Project description:Regional variability of longitudinal strain (LS) has been previously described with echocardiography in patients with cardiac amyloidosis (CA), however, the reason for this variability is not completely evident. We sought to describe regional patterns in LS using feature-tracking software applied to cardiovascular magnetic resonance (CMR) cine images in patients with CA, hypertrophic cardiomyopathy (HCM), and Anderson-Fabry's disease (AFD) and to relate these patterns to the distribution of late gadolinium enhancement (LGE).Patients with CA (n = 45) were compared to LV mass indexed matched patients with HCM (n = 19) and AFD (n = 19). Peak systolic LS measurements were obtained using Velocity Vector Imaging (VVI) software on CMR cine images.
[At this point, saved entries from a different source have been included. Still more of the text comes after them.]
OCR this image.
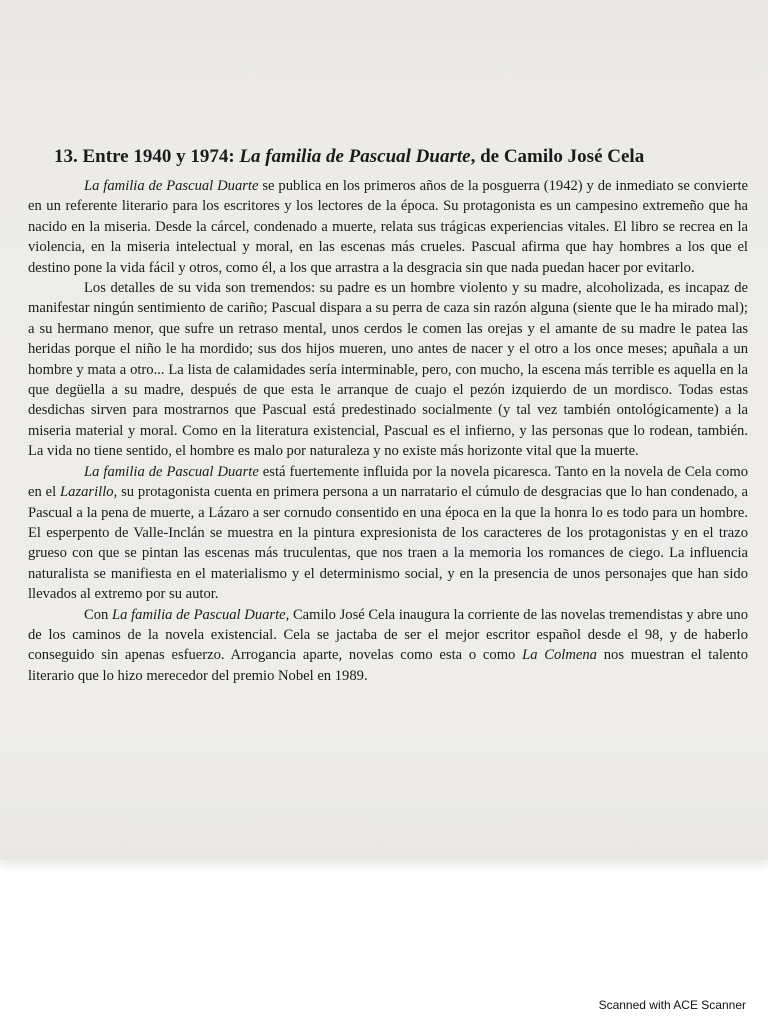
13. Entre 1940 y 1974: La familia de Pascual Duarte, de Camilo José Cela

La familia de Pascual Duarte se publica en los primeros años de la posguerra (1942) y de inmediato se convierte en un referente literario para los escritores y los lectores de la época. Su protagonista es un campesino extremeño que ha nacido en la miseria. Desde la cárcel, condenado a muerte, relata sus trágicas experiencias vitales. El libro se recrea en la violencia, en la miseria intelectual y moral, en las escenas más crueles. Pascual afirma que hay hombres a los que el destino pone la vida fácil y otros, como él, a los que arrastra a la desgracia sin que nada puedan hacer por evitarlo.

Los detalles de su vida son tremendos: su padre es un hombre violento y su madre, alcoholizada, es incapaz de manifestar ningún sentimiento de cariño; Pascual dispara a su perra de caza sin razón alguna (siente que le ha mirado mal); a su hermano menor, que sufre un retraso mental, unos cerdos le comen las orejas y el amante de su madre le patea las heridas porque el niño le ha mordido; sus dos hijos mueren, uno antes de nacer y el otro a los once meses; apuñala a un hombre y mata a otro... La lista de calamidades sería interminable, pero, con mucho, la escena más terrible es aquella en la que degüella a su madre, después de que esta le arranque de cuajo el pezón izquierdo de un mordisco. Todas estas desdichas sirven para mostrarnos que Pascual está predestinado socialmente (y tal vez también ontológicamente) a la miseria material y moral. Como en la literatura existencial, Pascual es el infierno, y las personas que lo rodean, también. La vida no tiene sentido, el hombre es malo por naturaleza y no existe más horizonte vital que la muerte.

La familia de Pascual Duarte está fuertemente influida por la novela picaresca. Tanto en la novela de Cela como en el Lazarillo, su protagonista cuenta en primera persona a un narratario el cúmulo de desgracias que lo han condenado, a Pascual a la pena de muerte, a Lázaro a ser cornudo consentido en una época en la que la honra lo es todo para un hombre. El esperpento de Valle-Inclán se muestra en la pintura expresionista de los caracteres de los protagonistas y en el trazo grueso con que se pintan las escenas más truculentas, que nos traen a la memoria los romances de ciego. La influencia naturalista se manifiesta en el materialismo y el determinismo social, y en la presencia de unos personajes que han sido llevados al extremo por su autor.

Con La familia de Pascual Duarte, Camilo José Cela inaugura la corriente de las novelas tremendistas y abre uno de los caminos de la novela existencial. Cela se jactaba de ser el mejor escritor español desde el 98, y de haberlo conseguido sin apenas esfuerzo. Arrogancia aparte, novelas como esta o como La Colmena nos muestran el talento literario que lo hizo merecedor del premio Nobel en 1989.

Scanned with ACE Scanner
A relative regional LS ratio (RRSR) was calculated as the ratio of the average of the apical segmental LS divided by the sum of the average basal and mid-ventricular segmental LS. LGE was quantified for the basal, mid, and apical segments using a threshold of 5SD above remote myocardium. A regional LGE ratio was calculated similar to RRSR.Patients with CA had significantly had worse global LS (-15.7 ± 4.6%) than those with HCM (-18.0 ± 4.6%, p = 0.046) and AFD (-21.9 ± 5.1%, p < 0.001). The RRSR was higher in patients with CA (1.00 ± 0.31) than in AFD (0.79 ± 0.24; p = 0.018) but not HCM (0.84 ± 0.32; p = 0.114). In CA, a regional difference in LGE burden was noted, with lower LGE in the apex (31.5 ± 19.1%) compared to the mid (38.2 ± 19.0%) and basal (53.7 ± 22.7%; p < 0.001 for both) segments. The regional LGE ratio was not significantly different between patients with CA (0.33 ± 0.15) and AFD (0.47 ± 0.58; p = 0.14) but lower compared to those with HCM (0.72 ± 0.43; p < 0.0001). LGE percentage showed a significant impact on LS (p < 0.0001), with a 0.9% decrease in absolute LS for every 10% increase in LGE percentage.The presence of marked "relative apical sparing" of LS along with a significant reduction in global LS seen in patients with CA on CMR cine analysis may provide an additional tool to differentiate CA from other cause of LVH. The concomitant presence of a base to apex gradient in quantitative LGE burden suggests that the regional strain gradient may be at least partially explained by the burden of amyloid deposition and fibrosis.